The police want to write off Jake's death as a straightforward murder/suicide. Rachel doesn't believe it's that simple. Warned off the case but determined to track down her friend's killer, the investigation takes her through the dark and tangled city from its wealthy suburbs to its seamy downtown heart.
And a truth so dangerous it could kill her.
Guilt by Association is a debut novel for Marcia Clarke and is set following DA Rachel Knight as she crusades through her most important cases to her, the sexual attack on a politically connected man’s daughter and the murder of her friend and colleague Jake who is found dead with a teenage rent boy.
What Marcia does well in this title is bring the crimes to the reader’s attention as well as maintaining the linear requirements for an investigation and whilst there are twists that throw the principle characters for a loop they all help get to the bottom of the relevant cases in order to make sure that justice is done. The prose is reasonable, the investigation plausible and when blended with an authoritative look at the law system (well she was the lead prosecutor for the OJ Simpson case) keeps the reader going with enough material to make it hard to leave for long.
However that said, in my opinion, I absolutely detested the authors overuse of romantic descriptive clichés alongside an over fondness for going into detailed descriptions of the clothing. Personally, when I read crime I don’t care, I want a story that shows not tells me what happens rather than throwing me for a loop and getting off track on inane detail about the characters ensemble, just say that she got dressed and headed to the office.

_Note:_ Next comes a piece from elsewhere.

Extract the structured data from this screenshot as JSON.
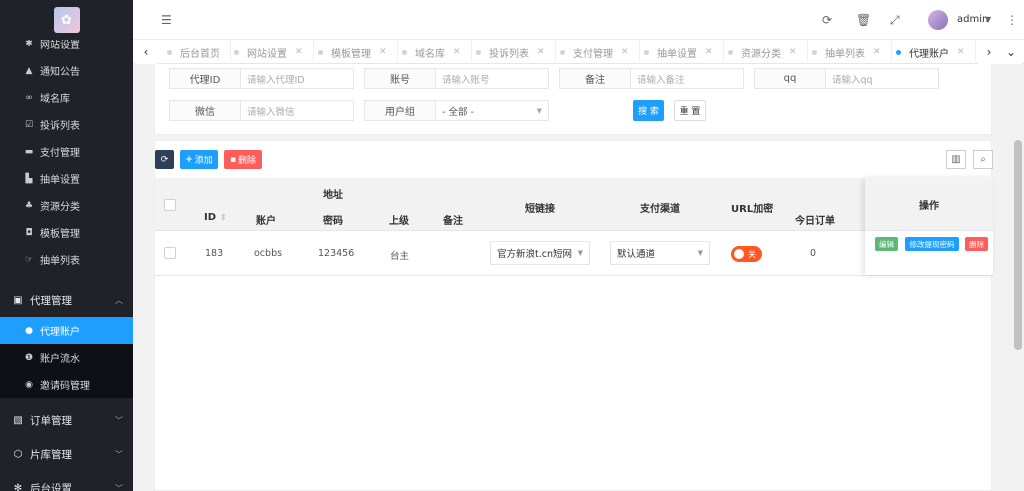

All in, for a debut novel it was satisfactory and I think that Marcia clearly has a gift to bring it all to the fore, add experience into the story and it’s definitely a tale written based on what the author knows. I hope that the problems that I had are fixed in subsequent titles but if you can look past the descriptive errors then it’s a book that whilst perhaps not the best debut out there certainly one that deserves to be read.